Why it matters: One of the greatest risks of quantum computing is its potential to break many of the cryptographic protocols that keeps the internet safe today. Thankfully, quantum is still fairly distant from being that great a risk – at this stage, it can't break internet encryption. But Google isn't exactly waiting around for that to happen. On Friday, the company announced that Chrome is rolling out a new type of web certificate that's essentially designed to be quantum-proof from the ground up.
To understand why this matters, it helps to know how current web security actually works. When you visit a website, your browser checks a digital certificate to confirm you're actually talking to the real site and not some imposter. Those certificates are secured using complex math problems that regular computers would take years or even decades to solve.
However, quantum computers throw all of that out the window. For instance, a quantum algorithm called Shor's algorithm could theoretically crack those certificates wide open, which would basically make them useless. The natural response to something like this is switching to quantum-resistant cryptography. But there's a catch with that, too.
That quantum-safe cryptographic material is way bigger than what we use now. Current X.509 certificates – the standard format that browsers use today – clock in at around 64 bytes. Swap in quantum-safe equivalents, though, and you're looking at roughly 2.5 kilobytes, which may not sound like a lot but is still about 40 times the size.
Today, every time you visit a website, your browser has to pull down that certificate data during the initial connection. Blow up the size of those certificates, and you're definitely going to feel it in your load times. And if browsing feels sluggish because of all that extra data, people are just going to turn the protection off entirely.
To get around this particular problem, Google is depending on a cryptographic structure called a Merkle tree.
"MTCs replace the heavy, serialized chain of signatures found in traditional PKI with compact Merkle tree proofs. In this model, a certification authority (CA) signs a single "Tree Head" representing potentially millions of certificates, and the "certificate" sent to the browser is merely a lightweight proof of inclusion in that tree," Google wrote.

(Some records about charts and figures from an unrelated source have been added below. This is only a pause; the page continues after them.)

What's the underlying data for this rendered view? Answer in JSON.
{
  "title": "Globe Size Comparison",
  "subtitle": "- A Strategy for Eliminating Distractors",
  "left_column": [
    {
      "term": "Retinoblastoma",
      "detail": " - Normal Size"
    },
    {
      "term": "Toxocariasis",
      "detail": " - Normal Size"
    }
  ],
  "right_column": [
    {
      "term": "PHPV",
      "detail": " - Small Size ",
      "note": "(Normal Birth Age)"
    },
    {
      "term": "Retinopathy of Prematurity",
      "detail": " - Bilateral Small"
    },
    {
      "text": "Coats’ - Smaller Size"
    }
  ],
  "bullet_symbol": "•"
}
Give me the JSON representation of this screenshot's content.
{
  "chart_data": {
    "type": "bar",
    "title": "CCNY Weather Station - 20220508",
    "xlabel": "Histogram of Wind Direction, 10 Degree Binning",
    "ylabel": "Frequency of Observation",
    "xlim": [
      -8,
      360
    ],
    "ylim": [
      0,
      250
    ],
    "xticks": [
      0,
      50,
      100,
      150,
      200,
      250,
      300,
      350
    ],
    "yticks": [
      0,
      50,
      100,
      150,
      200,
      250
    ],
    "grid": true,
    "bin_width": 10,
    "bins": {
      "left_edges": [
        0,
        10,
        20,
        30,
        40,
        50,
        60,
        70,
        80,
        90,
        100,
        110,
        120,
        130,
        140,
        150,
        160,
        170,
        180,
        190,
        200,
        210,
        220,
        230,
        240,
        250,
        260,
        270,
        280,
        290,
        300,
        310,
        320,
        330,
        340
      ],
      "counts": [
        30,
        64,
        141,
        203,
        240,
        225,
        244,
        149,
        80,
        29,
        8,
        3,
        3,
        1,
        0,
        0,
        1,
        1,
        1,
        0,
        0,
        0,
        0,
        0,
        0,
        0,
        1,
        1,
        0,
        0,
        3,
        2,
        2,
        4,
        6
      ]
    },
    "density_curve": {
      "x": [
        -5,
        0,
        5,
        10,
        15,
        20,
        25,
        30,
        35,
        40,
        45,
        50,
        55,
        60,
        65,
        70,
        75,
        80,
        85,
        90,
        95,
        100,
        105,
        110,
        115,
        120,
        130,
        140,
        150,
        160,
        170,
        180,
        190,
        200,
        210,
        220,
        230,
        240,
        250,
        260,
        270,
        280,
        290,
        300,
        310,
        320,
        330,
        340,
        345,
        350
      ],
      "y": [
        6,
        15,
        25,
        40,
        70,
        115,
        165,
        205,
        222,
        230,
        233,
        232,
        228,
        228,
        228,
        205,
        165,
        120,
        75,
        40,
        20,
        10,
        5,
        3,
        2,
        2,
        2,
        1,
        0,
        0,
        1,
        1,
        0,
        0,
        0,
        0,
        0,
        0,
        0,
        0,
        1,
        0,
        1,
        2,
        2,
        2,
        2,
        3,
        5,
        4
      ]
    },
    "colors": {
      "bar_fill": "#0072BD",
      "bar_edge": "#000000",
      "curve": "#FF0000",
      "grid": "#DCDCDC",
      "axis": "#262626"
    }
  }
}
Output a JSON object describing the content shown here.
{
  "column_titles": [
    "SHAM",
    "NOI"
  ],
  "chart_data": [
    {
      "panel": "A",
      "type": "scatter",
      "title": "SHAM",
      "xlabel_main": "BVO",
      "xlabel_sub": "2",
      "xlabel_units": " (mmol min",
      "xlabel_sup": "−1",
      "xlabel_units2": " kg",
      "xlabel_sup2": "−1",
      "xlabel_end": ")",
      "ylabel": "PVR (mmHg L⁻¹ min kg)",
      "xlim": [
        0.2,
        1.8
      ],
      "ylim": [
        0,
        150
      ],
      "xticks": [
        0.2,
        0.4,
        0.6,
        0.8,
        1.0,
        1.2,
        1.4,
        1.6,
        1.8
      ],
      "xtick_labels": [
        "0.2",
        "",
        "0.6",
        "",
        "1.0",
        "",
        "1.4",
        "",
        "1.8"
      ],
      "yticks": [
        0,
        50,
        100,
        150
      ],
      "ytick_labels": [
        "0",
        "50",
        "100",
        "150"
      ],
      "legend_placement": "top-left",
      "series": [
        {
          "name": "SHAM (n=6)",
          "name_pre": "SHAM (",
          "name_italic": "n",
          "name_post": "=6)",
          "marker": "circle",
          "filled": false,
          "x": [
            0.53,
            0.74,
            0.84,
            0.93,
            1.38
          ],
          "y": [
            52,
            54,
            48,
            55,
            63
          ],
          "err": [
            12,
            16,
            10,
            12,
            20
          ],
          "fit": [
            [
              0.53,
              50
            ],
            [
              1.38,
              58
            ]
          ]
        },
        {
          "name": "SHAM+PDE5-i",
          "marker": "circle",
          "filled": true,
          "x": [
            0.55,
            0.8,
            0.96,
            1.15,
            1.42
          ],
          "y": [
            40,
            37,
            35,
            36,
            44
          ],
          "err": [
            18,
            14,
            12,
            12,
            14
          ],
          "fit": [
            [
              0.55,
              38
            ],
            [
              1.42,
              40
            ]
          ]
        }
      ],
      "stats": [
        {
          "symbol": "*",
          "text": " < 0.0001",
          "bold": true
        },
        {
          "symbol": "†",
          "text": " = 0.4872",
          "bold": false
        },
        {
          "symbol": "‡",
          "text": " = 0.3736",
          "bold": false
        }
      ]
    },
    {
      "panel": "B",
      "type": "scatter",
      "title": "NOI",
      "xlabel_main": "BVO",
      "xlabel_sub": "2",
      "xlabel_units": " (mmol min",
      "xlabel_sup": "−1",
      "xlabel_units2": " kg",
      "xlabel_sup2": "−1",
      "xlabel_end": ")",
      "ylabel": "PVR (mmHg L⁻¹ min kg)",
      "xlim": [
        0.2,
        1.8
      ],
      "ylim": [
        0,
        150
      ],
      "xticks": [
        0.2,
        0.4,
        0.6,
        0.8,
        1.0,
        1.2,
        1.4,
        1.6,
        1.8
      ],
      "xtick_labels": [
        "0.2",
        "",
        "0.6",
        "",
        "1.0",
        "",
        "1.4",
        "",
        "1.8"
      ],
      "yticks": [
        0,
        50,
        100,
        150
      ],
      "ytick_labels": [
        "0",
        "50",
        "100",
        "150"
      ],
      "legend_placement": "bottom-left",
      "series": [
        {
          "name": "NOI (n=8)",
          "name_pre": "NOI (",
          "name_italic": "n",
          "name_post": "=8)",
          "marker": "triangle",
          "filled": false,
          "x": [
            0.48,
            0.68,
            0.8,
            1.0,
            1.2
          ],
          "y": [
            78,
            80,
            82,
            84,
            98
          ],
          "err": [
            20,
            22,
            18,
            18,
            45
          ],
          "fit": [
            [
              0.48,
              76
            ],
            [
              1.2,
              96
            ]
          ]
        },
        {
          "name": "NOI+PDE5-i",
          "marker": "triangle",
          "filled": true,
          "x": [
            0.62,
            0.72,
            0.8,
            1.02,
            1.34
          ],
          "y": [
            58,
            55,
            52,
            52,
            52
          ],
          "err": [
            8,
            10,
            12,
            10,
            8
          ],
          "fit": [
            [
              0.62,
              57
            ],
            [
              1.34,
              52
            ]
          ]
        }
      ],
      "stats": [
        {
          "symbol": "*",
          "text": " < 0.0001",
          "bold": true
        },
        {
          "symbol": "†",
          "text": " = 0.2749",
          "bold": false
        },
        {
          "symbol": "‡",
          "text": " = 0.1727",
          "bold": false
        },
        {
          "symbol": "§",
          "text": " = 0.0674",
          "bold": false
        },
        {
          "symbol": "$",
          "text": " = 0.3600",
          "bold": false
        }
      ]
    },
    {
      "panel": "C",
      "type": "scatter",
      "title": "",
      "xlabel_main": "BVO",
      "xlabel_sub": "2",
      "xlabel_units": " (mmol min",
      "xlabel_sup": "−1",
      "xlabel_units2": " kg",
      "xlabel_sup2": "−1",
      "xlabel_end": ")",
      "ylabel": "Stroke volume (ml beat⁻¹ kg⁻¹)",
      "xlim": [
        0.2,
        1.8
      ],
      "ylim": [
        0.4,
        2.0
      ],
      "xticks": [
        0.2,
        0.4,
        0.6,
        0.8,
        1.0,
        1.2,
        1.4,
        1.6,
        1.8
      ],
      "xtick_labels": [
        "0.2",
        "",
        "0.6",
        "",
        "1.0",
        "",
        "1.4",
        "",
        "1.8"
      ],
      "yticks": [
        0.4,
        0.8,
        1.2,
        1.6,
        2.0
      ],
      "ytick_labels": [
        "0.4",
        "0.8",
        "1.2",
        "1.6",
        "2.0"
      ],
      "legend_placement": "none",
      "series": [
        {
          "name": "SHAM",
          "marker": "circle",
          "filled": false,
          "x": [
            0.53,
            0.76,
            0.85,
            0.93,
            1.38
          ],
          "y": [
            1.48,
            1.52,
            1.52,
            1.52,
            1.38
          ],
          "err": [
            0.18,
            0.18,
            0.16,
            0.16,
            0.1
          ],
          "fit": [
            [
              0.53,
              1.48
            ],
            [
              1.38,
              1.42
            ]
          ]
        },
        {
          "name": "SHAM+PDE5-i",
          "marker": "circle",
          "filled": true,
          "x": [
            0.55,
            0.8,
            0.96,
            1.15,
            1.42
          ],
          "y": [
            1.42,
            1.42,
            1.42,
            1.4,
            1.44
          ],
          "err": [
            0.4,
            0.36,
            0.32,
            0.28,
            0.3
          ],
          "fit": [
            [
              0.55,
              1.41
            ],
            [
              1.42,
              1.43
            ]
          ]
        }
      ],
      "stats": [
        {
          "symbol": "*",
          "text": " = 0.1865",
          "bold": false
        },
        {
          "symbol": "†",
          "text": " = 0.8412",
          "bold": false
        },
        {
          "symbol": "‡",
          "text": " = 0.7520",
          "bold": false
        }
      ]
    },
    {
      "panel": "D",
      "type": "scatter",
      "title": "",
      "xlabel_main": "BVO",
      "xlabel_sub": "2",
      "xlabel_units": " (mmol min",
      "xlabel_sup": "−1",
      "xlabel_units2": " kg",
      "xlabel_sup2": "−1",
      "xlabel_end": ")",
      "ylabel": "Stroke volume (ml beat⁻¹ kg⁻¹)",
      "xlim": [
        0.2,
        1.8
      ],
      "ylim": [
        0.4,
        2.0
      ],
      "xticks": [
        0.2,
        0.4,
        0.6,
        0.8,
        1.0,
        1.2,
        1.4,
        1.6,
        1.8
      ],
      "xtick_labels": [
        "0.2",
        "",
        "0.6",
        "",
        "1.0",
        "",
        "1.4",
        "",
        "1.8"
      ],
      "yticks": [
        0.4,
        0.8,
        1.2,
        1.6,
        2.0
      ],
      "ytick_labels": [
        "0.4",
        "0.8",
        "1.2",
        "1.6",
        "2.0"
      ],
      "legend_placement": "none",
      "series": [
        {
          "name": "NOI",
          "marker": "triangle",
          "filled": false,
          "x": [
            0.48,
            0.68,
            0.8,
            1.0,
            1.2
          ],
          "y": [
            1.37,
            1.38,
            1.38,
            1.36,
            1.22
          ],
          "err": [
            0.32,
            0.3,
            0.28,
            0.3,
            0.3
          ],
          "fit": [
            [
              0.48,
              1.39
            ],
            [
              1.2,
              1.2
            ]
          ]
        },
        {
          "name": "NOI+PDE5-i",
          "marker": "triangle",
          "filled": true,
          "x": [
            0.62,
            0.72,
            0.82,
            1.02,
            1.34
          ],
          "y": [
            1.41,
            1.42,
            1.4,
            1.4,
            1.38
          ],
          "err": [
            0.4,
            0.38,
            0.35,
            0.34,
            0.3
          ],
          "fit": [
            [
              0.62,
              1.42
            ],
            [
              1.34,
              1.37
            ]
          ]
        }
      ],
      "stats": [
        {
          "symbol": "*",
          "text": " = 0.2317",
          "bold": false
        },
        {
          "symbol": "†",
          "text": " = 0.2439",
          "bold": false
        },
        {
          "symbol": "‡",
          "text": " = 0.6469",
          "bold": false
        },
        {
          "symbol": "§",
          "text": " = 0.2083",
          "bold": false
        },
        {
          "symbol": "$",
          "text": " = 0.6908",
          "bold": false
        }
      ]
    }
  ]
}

That may sound overly technical, but in short, your browser receives a small proof – instead of downloading a full individual certificate for every site. With it, any certificate authority only needs to sign one batch covering potentially millions of websites, and the data your browser actually receives stays close to that original 64-byte footprint.
Chrome is already live-testing these Merkle tree Certificates with Cloudflare, and it's already running about 1,000 certificates through the new system right now. Every one of those connections has a standard certificate riding alongside it as a safety net, so nothing breaks while they're still kicking the tires on this process.
The broader rollout stretches into 2027. That's when Google plans to launch a dedicated quantum-resistant trust store that will run parallel to the existing Chrome Root Store.
One genuinely cool side effect of this whole approach is that certificate transparency stops being optional. You physically cannot issue one of these new certificates without it appearing in a publicly verifiable log. This means that shady or forged certificates become a lot harder to sneak through.
It's worth mentioning here that Google has been taking steps to safeguard browsers and the internet against quantum computing for a decade now.